Aplicando un criterio sereno a los hechos y consideraciones que preceden creo que, por íntimas que hayan sido mis relaciones con varios de los más connotados científicos, y no obstante que siempre estuve ligado con ellos en tendencias e ideales políticos, no pueden atribuírseme con justicia ni los méritos ni las torpezas, ni menos todavía, las facultades y responsabilidades de la dirección o jefatura del grupo. Fui uno de tantos, pero seguramente el menos activo, por más que nuestros adversarios se esforzaran en ver en mi persona la cabeza del grupo, con el fin preconcebido de encarnizarse contra mí, como miembro del Gabinete, para nulificarnos más fácilmente a todos.

Si sólo se me tachara de haber cometido de buena fe el error de permanecer al lado del general Díaz, en lugar de retirarme con los demás Ministros que dejaron de formar parte de su Gabinete, no me sentiría, tal vez, en un terreno muy firme para sostener la discusión, pero ha sido juzgada con tanta severidad mi conducta en ese punto, especialmente por mis propios amigos, que por este motivo me ha parecido conveniente, no sólo en mi propio beneficio, sino también para el interés de la historia, dar con alguna extensión todas las explicaciones necesarias, a fin de que cada cual aparezca en el papel que le tocó representar.

Antes de concluir esta materia deseo agregar dos palabras.
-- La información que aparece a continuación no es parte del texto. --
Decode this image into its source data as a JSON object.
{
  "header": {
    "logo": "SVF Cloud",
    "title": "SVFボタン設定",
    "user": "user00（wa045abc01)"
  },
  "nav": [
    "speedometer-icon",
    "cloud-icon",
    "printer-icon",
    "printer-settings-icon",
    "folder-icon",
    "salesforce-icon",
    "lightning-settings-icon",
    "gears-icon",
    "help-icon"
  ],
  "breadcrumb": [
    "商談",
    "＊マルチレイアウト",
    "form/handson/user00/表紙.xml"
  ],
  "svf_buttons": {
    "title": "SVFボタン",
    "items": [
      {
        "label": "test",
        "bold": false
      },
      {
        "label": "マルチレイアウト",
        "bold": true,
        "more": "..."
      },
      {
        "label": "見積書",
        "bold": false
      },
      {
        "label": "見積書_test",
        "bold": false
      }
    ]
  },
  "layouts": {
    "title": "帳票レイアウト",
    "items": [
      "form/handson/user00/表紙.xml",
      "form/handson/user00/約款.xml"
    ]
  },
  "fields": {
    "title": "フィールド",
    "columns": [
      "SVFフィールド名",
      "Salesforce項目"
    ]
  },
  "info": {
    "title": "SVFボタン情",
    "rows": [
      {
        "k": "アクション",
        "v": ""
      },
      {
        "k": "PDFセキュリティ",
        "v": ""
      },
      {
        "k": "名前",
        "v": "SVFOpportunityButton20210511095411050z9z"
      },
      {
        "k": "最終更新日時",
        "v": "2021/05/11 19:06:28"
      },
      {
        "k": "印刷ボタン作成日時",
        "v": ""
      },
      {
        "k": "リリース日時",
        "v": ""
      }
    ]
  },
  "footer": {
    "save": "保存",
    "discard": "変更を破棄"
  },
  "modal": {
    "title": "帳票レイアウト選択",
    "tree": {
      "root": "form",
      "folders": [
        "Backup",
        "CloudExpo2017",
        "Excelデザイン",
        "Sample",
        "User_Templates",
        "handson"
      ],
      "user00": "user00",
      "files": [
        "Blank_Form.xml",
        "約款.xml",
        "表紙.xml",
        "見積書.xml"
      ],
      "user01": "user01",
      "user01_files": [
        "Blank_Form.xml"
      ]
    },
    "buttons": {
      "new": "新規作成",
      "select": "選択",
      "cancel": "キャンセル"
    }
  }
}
Todo el mundo conoce la magnitud y la sinceridad del afecto con que me honró el general Díaz y que, por cierto, le fue de mi parte muy vivamente correspondido. Estos hondos sentimientos de amistad apoyados en el sin número de distinciones y pruebas de confianza que me prodigó, no obstante nuestras diferencias de opinión en algunos asuntos, explican seguramente mejor que los méritos personales que el Presidente me atribuía, los estrechos vínculos que me unieron a él durante tantos años de una colaboración en que me asoció, acaso en mayor grado que a cualqniera otra persona, en su magna obra de reconstrucción nacional. Fue esta consideración, como ya queda dicho en otra parte de este libro, una de las más eficientes para decidirme a unir mi suerte a la del general Díaz en los momentos difíciles, sabiendo perfectamente que me exponía a disgustar a mis amigos y a cargar con muchas responsabilidades ajenas, sin que por ello aumentara la esperanza de obtener el apoyo de la mayoría de mis conciudadanos en la política de pacificación que iba a emprenderse; y esto cuando podía haberme retirado tranquilamente a mi casa, con muy buenas razones, y dejando que otros continuaran bregando y reportaran las consecuencias de dicha brega contra tantos elementos perturbadores que se levantaron y prosperaron durante mi ausencia, y que el Gobierno no había logrado dominar a tiempo.

Bien se que la franca confesión que acabo de hacer no me descargará del pecado de subalternar en parte, a las expresadas consideraciones de carácter personal, las más generales y respetables del bien público. Tranquilo quedo, sin embargo, ante tal censura, porque además de lo mucho que cabe decir sobre la mejor manera de procurar la realización del bien público, si es obrando rígidamente en línea recta, o buscando los puntos de menor resistencia para llegar con menos dificultad al fin deseado, ninguna persona conocedora a fondo del corazón humano, y con mayor razón si es de aquellas que están familiarizadas con las ideas dominantes en el mundo político mexicano, podrá juzgar con imparcialidad mi conducta en el incidente del cambio de Gabinete sin tomar en cuenta la naturaleza excepcional de las estrechas relaciones que me envanezco de haber tenido con el hombre público más grande de nuestra historia patria, y que ejercieron tanta influencia sobre mi determinación de no separarme de él.